Skilled nursing operators saw static occupancy between the third and fourth quarters of 2018 — a notable, if moderate, bit of good news for an industry that had seen four straight years of declines.
The nation’s nursing homes were approximately 82.4% full during the fourth quarter of last year, according to the most recent set of data from the National Investment Center for Seniors Housing & Care (NIC). That represents no significant change from the third quarter, the non-profit reported, and a drop of about 35 basis below where it was in the fall of 2017.
Still, NIC positioned the news as a win given that the figure has been hovering around 82.5% since April 2018 with no significant drops — though it may be too soon to declare the persistent occupancy declines a thing of the past.
“I think you can say it’s stabilizing,” NIC senior principal Bill Kauffman told Skilled Nursing News. “We’re not going to predict, but it’s really too early to tell if we’re going to be out of the woods, so to speak, until we still see some more data come through.”
Though the third quarter 2018 report indicated a slight gain to 82.2%, NIC retroactively adjusts its occupancy estimates from quarter-to-quarter, and typically does not compare the exact figures from each report.
Simple demographics have played a role in the moderating trend, Kauffman and NIC chief economist Beth Burnham Mace said, as there are signs of positive momentum among the 83-and-over age cohorts that frequently drive skilled nursing usage — with the faster-growing 75-to-82 age group knocking at the door.
“Over the next few years, even currently, it’s likely to see demand pick up certainly from the Silent Generation, those who are in their 80s now,” Kauffman said. “We’ve kind of come off that low point in terms of the nonexistent growth rate among that cohort.”
NIC isn’t alone in this tentative optimism. Earlier this week, Genesis HealthCare CEO (NYSE: GEN) George Hager declared that he’d seen a small but relevant shift in his company’s occupancy numbers, with slight gains at the nation’s largest skilled nursing chain in the latter part of 2018.
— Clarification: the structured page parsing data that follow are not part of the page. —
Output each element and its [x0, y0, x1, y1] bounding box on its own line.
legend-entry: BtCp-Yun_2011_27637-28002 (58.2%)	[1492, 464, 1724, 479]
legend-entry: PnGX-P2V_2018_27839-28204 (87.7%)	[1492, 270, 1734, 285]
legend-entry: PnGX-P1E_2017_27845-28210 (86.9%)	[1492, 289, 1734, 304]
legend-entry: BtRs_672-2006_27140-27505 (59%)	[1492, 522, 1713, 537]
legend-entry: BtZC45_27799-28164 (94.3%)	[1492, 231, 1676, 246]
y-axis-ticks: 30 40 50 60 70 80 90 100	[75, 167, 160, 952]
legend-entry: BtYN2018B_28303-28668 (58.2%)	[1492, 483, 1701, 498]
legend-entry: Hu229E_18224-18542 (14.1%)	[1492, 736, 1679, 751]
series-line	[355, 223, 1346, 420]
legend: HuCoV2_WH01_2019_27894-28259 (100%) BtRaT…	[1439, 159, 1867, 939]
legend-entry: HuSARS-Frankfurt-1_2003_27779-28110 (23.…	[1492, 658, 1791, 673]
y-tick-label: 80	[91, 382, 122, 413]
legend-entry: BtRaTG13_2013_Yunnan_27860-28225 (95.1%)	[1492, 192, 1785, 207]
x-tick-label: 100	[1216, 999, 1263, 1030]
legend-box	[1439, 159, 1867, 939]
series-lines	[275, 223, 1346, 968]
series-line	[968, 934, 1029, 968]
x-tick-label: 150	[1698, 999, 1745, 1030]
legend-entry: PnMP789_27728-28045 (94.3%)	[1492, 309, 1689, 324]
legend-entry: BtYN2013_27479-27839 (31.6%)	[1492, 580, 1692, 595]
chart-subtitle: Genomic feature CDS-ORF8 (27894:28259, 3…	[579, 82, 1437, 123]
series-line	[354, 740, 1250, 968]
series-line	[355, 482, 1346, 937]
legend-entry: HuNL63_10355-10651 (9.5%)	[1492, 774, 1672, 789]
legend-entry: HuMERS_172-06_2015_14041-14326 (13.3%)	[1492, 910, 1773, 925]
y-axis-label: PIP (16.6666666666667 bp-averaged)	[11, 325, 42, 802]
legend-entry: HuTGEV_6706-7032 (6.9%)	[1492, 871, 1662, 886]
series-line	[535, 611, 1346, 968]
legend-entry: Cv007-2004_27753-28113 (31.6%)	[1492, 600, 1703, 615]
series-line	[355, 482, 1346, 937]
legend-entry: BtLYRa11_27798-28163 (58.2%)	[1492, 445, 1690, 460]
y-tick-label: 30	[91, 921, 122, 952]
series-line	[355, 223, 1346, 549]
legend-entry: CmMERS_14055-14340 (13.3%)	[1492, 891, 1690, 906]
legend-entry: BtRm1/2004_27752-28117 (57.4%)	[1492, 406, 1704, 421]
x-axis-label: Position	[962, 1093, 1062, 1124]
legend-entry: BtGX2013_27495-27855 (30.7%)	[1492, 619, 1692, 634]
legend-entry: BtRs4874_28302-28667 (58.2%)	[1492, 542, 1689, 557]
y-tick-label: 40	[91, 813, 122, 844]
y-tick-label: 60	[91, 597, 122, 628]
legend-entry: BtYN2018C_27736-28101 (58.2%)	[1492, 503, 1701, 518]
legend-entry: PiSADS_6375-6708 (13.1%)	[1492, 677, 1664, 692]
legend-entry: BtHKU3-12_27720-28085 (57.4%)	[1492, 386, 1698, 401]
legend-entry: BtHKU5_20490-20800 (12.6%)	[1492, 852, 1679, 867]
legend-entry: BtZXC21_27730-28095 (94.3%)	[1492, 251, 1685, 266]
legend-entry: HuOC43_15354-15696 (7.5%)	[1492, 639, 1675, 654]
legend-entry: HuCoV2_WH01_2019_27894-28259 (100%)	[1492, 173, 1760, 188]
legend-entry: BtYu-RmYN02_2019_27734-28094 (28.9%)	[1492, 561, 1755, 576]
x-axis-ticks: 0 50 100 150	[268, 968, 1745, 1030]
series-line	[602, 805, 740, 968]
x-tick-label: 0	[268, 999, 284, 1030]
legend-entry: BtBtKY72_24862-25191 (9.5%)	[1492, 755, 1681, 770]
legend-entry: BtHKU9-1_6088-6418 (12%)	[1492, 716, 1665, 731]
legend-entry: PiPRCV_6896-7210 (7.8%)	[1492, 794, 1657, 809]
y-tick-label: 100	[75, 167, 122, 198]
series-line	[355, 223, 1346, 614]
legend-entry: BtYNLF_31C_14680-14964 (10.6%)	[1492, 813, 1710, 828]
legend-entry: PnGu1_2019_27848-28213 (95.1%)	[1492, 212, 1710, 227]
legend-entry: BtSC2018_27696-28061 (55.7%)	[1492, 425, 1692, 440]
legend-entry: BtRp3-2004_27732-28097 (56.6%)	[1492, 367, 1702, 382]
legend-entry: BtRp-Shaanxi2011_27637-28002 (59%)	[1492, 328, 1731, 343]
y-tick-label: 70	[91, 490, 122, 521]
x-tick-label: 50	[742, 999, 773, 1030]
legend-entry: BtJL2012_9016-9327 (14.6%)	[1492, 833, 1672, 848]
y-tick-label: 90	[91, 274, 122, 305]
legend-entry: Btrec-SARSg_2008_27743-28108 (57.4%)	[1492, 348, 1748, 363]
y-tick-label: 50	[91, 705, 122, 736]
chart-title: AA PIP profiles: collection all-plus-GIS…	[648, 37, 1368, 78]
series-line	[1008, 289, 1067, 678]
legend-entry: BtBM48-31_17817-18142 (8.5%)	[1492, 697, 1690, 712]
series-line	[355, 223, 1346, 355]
“From the demand side, I think once we’ve hit the inflection point, which it looks like we hit in the fourth quarter of 2018, we should expect to see steady — but not significant — but steady census growth and demand for skilled nursing for the foreseeable future,” Hager said during a Tuesday presentation at the Barclays Global Health Conference in Miami Beach.
The Kennett Square, Pa.-based firm will report its fourth quarter results — including its occupancy stats — early Monday.
Kauffman also acknowledged that skilled nursing occupancy can vary significantly by region; in the fourth quarter, rural SNFs were 80.4% full, while so-called “urban cluster” facilities — those located in areas with more than 2,500 but fewer than 50,000 people — had occupancy of 79.1%.
Medicare Advantage movement
NIC’s most recent set of data showed signs of another potential bucked trend as managed Medicare revenues inched up slightly, gaining a tenth of a percent to $430 per day. That figure remains down from a recent cycle peak in 2012 of $495, and a few dollars less than the same time in 2017 when it clocked in at $437.
“It’s something that we want to monitor for a few quarters before drawing any conclusions there, because as you’ve seen that trend line, it has continued to decline over the last several years,” Kauffman said. “We did see some possible positive signs, but it’s one quarter, and you can’t really draw conclusions.”
Medicare Advantage’s lower per-day reimbursements have been a persistent problem for skilled nursing facilities; for comparison, Medicare paid $521 per patient day in the fourth quarter of last year. A recent study from Plante Moran found that while Medicare margins actually increased between 2016 and 2017, the increase in managed Medicare penetration effectively wiped out those gains.
Public-private Medicare Advantage plans represented 11% of all nursing home revenue in the last three months of 2018, and was the only primary payer type that saw an increase in penetration between the third and fourth quarters.